During the resolution, Apache Spark checks the value of org.apache.spark.version in the footer of the written Parquet files and if the version is lower than 3.0.0 or a property org.apache.spark.legacyDateTime is defined, it uses LEGACY mode. Otherwise (>= 3.0.0, no org.apache.spark.legacyDateTime), it goes with CORRECTED strategy. If the footer doesn't contain the information about Spark version, it uses the configuration entry:Option(lookupFileMeta(SPARK_VERSION_METADATA_KEY)).map { version => // Files written by Spark 2.4 and earlier follow the legacy hybrid calendar and we need to // rebase the datetime values. // Files written by Spark 3.0 and latter may also need the rebase if they were written with // the "LEGACY" rebase mode. if (version < "3.0.0" || lookupFileMeta(SPARK_LEGACY_DATETIME) != null) { LegacyBehaviorPolicy.LEGACY } else { LegacyBehaviorPolicy.CORRECTED } }.getOrElse(LegacyBehaviorPolicy.withName(modeByConfig))

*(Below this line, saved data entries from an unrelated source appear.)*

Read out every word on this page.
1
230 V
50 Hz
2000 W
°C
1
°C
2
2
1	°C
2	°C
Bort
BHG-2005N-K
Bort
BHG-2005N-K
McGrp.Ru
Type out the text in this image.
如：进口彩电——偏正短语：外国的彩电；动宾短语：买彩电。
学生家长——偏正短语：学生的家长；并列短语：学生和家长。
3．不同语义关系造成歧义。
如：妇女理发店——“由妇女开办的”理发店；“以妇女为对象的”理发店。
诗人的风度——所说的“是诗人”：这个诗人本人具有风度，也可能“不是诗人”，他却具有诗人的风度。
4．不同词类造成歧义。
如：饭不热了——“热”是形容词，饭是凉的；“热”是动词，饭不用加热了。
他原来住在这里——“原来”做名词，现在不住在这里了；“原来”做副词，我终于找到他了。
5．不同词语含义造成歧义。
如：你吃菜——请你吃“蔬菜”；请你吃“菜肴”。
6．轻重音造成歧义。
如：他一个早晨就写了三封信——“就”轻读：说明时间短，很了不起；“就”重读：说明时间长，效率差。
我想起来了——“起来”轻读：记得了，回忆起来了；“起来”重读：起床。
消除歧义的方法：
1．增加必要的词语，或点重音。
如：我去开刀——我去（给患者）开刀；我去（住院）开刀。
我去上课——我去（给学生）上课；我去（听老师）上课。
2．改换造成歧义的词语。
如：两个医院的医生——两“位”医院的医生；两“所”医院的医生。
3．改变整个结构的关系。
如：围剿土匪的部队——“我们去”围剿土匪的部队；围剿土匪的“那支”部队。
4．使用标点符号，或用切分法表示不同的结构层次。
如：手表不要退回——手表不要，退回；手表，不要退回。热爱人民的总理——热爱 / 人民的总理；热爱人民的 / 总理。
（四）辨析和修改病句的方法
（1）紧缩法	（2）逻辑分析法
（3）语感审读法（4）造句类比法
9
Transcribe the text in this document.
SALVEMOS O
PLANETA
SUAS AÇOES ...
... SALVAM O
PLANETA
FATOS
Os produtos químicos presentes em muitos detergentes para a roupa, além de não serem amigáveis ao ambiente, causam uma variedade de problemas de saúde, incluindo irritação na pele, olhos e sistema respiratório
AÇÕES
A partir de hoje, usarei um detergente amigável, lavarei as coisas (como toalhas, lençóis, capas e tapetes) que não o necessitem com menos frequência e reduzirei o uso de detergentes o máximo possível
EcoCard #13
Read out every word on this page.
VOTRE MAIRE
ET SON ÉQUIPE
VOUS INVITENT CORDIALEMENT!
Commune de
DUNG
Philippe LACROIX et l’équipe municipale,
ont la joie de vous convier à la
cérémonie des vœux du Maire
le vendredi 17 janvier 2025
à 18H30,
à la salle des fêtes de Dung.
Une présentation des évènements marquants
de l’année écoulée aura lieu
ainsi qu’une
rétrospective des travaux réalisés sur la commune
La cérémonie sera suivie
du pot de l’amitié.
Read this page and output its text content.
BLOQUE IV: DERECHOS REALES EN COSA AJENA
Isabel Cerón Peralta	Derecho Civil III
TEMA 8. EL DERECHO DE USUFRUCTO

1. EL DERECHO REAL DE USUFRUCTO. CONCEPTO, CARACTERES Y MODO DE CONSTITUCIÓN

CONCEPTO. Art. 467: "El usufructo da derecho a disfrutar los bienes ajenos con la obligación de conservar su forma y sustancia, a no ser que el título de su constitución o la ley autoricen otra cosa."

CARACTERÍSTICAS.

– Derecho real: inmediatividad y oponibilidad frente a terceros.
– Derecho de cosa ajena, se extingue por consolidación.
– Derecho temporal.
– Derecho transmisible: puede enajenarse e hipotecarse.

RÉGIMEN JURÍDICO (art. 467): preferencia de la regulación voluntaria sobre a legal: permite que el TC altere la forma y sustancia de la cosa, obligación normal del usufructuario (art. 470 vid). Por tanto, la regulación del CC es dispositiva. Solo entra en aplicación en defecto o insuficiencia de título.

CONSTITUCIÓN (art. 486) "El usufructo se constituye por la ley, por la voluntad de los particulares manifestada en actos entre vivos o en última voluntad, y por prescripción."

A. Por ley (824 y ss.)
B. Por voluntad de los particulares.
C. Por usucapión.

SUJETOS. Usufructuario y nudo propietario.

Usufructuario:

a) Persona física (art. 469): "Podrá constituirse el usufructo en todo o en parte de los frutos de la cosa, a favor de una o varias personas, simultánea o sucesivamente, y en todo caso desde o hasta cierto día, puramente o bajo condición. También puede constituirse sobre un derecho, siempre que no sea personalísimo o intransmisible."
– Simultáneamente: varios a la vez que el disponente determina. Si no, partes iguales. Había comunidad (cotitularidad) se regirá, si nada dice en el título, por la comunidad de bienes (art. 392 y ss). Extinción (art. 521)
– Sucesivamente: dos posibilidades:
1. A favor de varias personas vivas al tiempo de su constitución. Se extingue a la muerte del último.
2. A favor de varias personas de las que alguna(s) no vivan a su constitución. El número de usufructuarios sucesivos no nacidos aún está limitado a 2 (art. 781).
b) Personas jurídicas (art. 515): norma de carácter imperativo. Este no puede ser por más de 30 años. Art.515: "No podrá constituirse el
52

- spark.sql.legacy.parquet.datetimeRebaseModeInWrite - applies on writing, if set to LEGACY, Apache Spark will write the dates in the legacy Gregorian+Julian format. CORRECTED mode will not trigger the rebase operation whereas EXCEPTION will throw an exception if there are some possible dates that may be ambiguous between 2 calendars.
As you can deduce after the rebase-in-read mode presentation, Parquet writer will include org.apache.spark.legacyDateTime for LEGACY writer, and therefore, control which of the rebase-in-read modes will be used over the user-specified entry:val metadata = Map( SPARK_VERSION_METADATA_KEY -> SPARK_VERSION_SHORT, ParquetReadSupport.SPARK_METADATA_KEY -> schemaString ) ++ { if (datetimeRebaseMode == LegacyBehaviorPolicy.LEGACY) { Some(SPARK_LEGACY_DATETIME -> "") } else { None } }
I hope you see better now why changing the time formatting wasn't an obvious change in the codebase. And you should take all of this into account when upgrading to Apache Spark 3.0.